No records have been found of Jews being resident in Newcastle before 1830 although there is a tradition that the community dates from 1775. It is thought, however, that over 500 years prior to this Jews resided in Silver Street (formerly known as Jew Gate).  
In 1830, a cemetery was acquired and by 1831 the community number 100. On 8 October 1832 the congregation was formally established. The cathedral bells were rung when the first synagogue, in Temple Street, was officially opened on 13 July 1838. The Newcastle Courant published a headline in Hebrew.

By 1845 the congregation had grown to 33 adults and 33 children. Through the course of time nearly all the original founders either died or had left the city, but the influx of Polish and Russian immigrants had more than replaced this loss.

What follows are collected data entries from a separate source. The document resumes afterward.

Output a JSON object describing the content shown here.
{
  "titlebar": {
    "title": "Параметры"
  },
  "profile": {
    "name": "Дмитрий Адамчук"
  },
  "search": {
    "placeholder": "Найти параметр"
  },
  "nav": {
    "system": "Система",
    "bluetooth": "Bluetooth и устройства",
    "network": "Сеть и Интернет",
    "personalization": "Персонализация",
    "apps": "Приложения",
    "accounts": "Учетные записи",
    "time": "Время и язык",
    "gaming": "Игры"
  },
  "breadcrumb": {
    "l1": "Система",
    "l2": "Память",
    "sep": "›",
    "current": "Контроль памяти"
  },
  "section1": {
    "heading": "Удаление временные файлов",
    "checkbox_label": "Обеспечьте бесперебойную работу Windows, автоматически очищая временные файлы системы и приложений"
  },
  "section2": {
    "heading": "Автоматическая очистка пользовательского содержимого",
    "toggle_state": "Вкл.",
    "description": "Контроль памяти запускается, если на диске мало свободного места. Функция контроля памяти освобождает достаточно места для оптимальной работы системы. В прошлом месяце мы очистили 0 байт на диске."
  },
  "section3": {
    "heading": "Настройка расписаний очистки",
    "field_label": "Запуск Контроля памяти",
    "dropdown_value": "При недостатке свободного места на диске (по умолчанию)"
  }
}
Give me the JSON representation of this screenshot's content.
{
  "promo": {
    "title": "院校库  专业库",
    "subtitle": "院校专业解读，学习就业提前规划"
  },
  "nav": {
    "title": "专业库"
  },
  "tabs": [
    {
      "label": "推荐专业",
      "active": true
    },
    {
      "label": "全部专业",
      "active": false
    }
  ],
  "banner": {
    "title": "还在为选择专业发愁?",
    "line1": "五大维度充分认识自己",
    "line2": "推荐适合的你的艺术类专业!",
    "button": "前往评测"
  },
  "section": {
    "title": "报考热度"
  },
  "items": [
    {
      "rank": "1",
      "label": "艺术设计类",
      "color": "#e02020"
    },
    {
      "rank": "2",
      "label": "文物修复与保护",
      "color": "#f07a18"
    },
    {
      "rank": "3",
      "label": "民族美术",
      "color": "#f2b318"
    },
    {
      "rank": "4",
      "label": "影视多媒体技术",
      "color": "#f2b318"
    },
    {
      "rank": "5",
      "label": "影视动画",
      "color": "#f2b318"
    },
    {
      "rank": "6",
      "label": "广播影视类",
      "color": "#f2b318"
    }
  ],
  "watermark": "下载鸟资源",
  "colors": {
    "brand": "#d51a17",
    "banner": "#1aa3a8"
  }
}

An imposing stone building was erected in Leazes Park Road in 1880 and consecrated by the Chief Rabbi. At that time the number of Jews in Newcastle was about 750. The congregation was in being until 1978

Sir Israel Brodie– the first Chief Rabbi to be knighted, was born in Newcastle in 1895.

There were many more developments and synagogues in Newcastle during the 20th century: Corporation Street Synagogue (1904–1924), Jesmond Synagogue (1914–1986), Ravensworth Terrace Synagogue (1925–1969), and Gosforth and Kenton Hebrew Congregation (1947–1984)
 
With the drift of population from the West End of Newcastle, Jesmond synagogue was consecrated in 1914 leaving the oldest, the Leazes Park Road Synagogue in the centre of the city. A third synagogue was built in Gosforth, the Gosforth and Kenton Hebrew congregation. Eventually the running of the three Orthodox Congregations was considered as being uneconomical and with a declining population in other parts of the town a new purpose built Community Centre and Synagogue was built in Gosforth at Culzean Park in an area in which the majority of Jews resided. A new Reform movement Synagogue was built in 1986 nearby and continues to flourish.

In March 2021, the 300 seat purpose built Culzean Park Synagogue was down to its last 50 members and consequently, was sold to developers. The Synagogue has now moved into the Lionel Jacobson House - Community Centre down the road on 20 Graham Park Road.

Sunderland

The first Jewish settlement in Sunderland was in 1755 and the first congregation was established in about 1768. The Sunderland Congregation was the first regional community to be represented on the Board of Deputies of British Jews. Rabbi Shmaryahu Yitzchak Bloch ministered in Sunderland in the early 20th century.

At the 2001 census, 114 people of Jewish faith were recorded as living in Sunderland, a vanishingly small percentage. There was no Jewish community before 1750, though subsequently a number of Jewish merchants from across the UK and Europe settled in Sunderland. The Sunderland Synagogue  on Ryhope Road (opened in 1928) closed at the end of March 2006.

The Sunderland Beth Hamedrash was established in Villiers St in about 1890 which is still standing. In 1930 it moved to a purpose-built building in Mowbray Road. It closed in 1984. The building is no longer extant.

The Sunderland Talmudical College, a Haredi yeshiva  founded in the city in 1945, relocated to Gateshead in 1990.

The North-East Joel Intract Memorial Home for Aged Jews was opened in Sunderland in 1963 and closed in 1998.

The Jewish community in Sunderland has fallen to very few in recent years.

Hartlepool

The Jewish faith in Hartlepool in the 20th century was at an incredible decline. The only known Jewish synagogue in the years prior to the year 2000 was led by Rabbi Robinson, a converted Catholic. The synagogue closed some time around 2003.